LITR 5731: Seminar in American Multicultural Literature

Web Highlight, spring 2006

Thursday, 20 April: Sandra Cisneros, Woman Hollering Creek  

Web-highlighter: Anuruddha Ellakalla

 

Introduction:

Jennifer Branch mainly focuses her journal topic on course objective 3c. I am very impressed with the way she organized her journal. First, she gradually limits her discussion into the Mexican-American Women. Second, she asks herself a sequence of questions in term of specific thesis for her research.  Third, she divides her journal into a three sections.  Furthermore, at the beginning, Jennifer gives three separate introductions to her journal.  In the meantime, I believe her series of questions become the thesis of her journal.

link to Jennifer Branch's complete journal

 

Selections from journal

Jennifer Branch

7-Dec-04

Mexican-American Women as a Double Minority

            In reading literature by women of different ethnic backgrounds, I wondered about their status as a double minority.  It was clear to me that black women would fit more easily into this category because of the oppression that has faced both women and African Americans for so many years. However, I wasn’t sure how a woman of Hispanic heritage would fit into this genre.  If Hispanic people are considered an ambivalent minority, where do they belong?  What is it about their minority status that makes them ambivalent?  Is it as difficult for a woman of Hispanic heritage to get her book published, her voice heard as it is for a black woman?  Better yet, is it as easy for this Hispanic woman to get her book published as it is for a white woman?  A white man?  I went in search for the answers to these questions in order to establish some sort of thesis.

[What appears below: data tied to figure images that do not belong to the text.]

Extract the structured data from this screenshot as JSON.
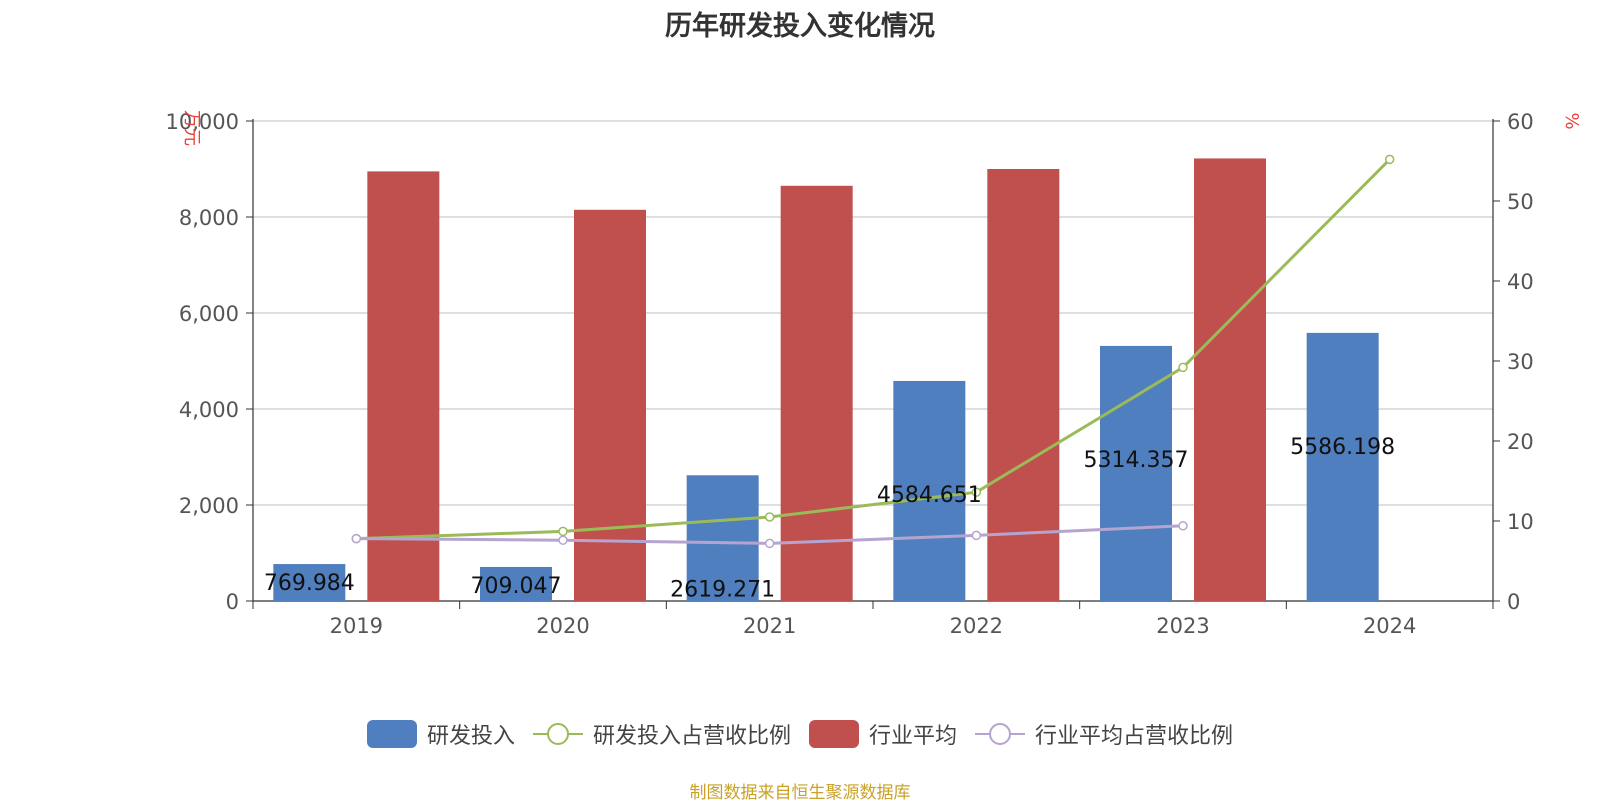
{
  "chart_data": {
    "type": "bar",
    "title": "历年研发投入变化情况",
    "categories": [
      "2019",
      "2020",
      "2021",
      "2022",
      "2023",
      "2024"
    ],
    "y_left": {
      "unit": "万元",
      "ylim": [
        0,
        10000
      ],
      "ticks": [
        "0",
        "2,000",
        "4,000",
        "6,000",
        "8,000",
        "10,000"
      ]
    },
    "y_right": {
      "unit": "%",
      "ylim": [
        0,
        60
      ],
      "ticks": [
        "0",
        "10",
        "20",
        "30",
        "40",
        "50",
        "60"
      ]
    },
    "grid": true,
    "legend_position": "bottom",
    "series": [
      {
        "name": "研发投入",
        "kind": "bar",
        "axis": "left",
        "color": "#4f7fbe",
        "values": [
          769.984,
          709.047,
          2619.271,
          4584.651,
          5314.357,
          5586.198
        ],
        "labels": [
          "769.984",
          "709.047",
          "2619.271",
          "4584.651",
          "5314.357",
          "5586.198"
        ]
      },
      {
        "name": "研发投入占营收比例",
        "kind": "line",
        "axis": "right",
        "color": "#9bbb59",
        "values": [
          7.8,
          8.7,
          10.5,
          13.6,
          29.2,
          55.2
        ]
      },
      {
        "name": "行业平均",
        "kind": "bar",
        "axis": "left",
        "color": "#c0504d",
        "values": [
          8950,
          8150,
          8650,
          9000,
          9220,
          null
        ]
      },
      {
        "name": "行业平均占营收比例",
        "kind": "line",
        "axis": "right",
        "color": "#b5a4cf",
        "values": [
          7.8,
          7.6,
          7.2,
          8.2,
          9.4,
          null
        ]
      }
    ]
  },
  "source": "制图数据来自恒生聚源数据库"
}
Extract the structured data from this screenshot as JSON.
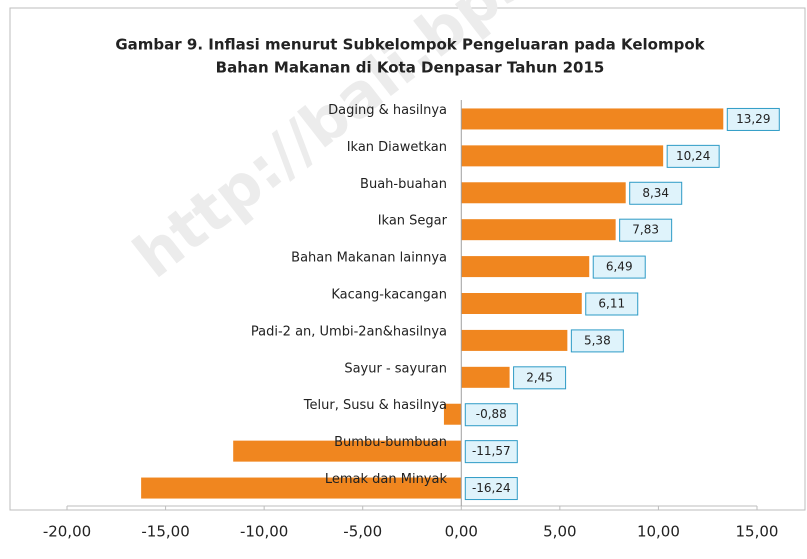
{
  "chart_data": {
    "type": "hbar",
    "title": [
      "Gambar 9. Inflasi menurut Subkelompok Pengeluaran pada Kelompok",
      "Bahan Makanan di Kota Denpasar Tahun 2015"
    ],
    "watermark": "http://bali.bps.go.id",
    "categories": [
      "Daging & hasilnya",
      "Ikan Diawetkan",
      "Buah-buahan",
      "Ikan Segar",
      "Bahan Makanan lainnya",
      "Kacang-kacangan",
      "Padi-2 an, Umbi-2an&hasilnya",
      "Sayur - sayuran",
      "Telur, Susu & hasilnya",
      "Bumbu-bumbuan",
      "Lemak dan Minyak"
    ],
    "values": [
      13.29,
      10.24,
      8.34,
      7.83,
      6.49,
      6.11,
      5.38,
      2.45,
      -0.88,
      -11.57,
      -16.24
    ],
    "value_labels": [
      "13,29",
      "10,24",
      "8,34",
      "7,83",
      "6,49",
      "6,11",
      "5,38",
      "2,45",
      "-0,88",
      "-11,57",
      "-16,24"
    ],
    "color": "#f0861f",
    "xlim": [
      -20,
      15
    ],
    "xticks": [
      {
        "value": -20,
        "label": "-20,00"
      },
      {
        "value": -15,
        "label": "-15,00"
      },
      {
        "value": -10,
        "label": "-10,00"
      },
      {
        "value": -5,
        "label": "-5,00"
      },
      {
        "value": 0,
        "label": "0,00"
      },
      {
        "value": 5,
        "label": "5,00"
      },
      {
        "value": 10,
        "label": "10,00"
      },
      {
        "value": 15,
        "label": "15,00"
      }
    ]
  }
}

            In the first section of this research journal, I use articles by Christine Granados and Benjamin Marquez to establish whether or not Latin Americans are considered, in general, as a minority.  The article by Christine Granados confronts the ongoing debate that tries to determine whether the term Latino or Hispanic is the preferred label for the culture.  The second review by Benjamin Marquez attacks the research done by Peter Skerry that suggests that Mexican Americans are an ambivalent minority.  The third article by Maria Newman touches briefly on the difficulty that  Mexican Americans face in being of a different culture in the publishing industry.         

            The second section deals with establishing whether or not females are seen as a minority both in society and in literary circles.  The article by Michelle Sugiyama asserts that woman is discriminated against, and uses the example of high-heeled shoes in relation to foot-binding in order to prove this theory.  Jeff Thomson deals with identity in the characters of Woman Hollering Creek as a reflection of modern-day women and the way they handle their minority status.

            The research for the third and final section proposes that women of a Hispanic background can serve as a double minority.  This subject is dealt with by Jennifer Jue, who notes that women of color who write are finding a silenced voice and breaking ground for other women.  It is confronted indirectly by Ilan Stavans and Edward Stanton, who, in writing of the ‘Latino Literary Tradition’ have noticeably left out all of the female Latino writers.  Their absence in these articles perhaps speaks louder than their presence would.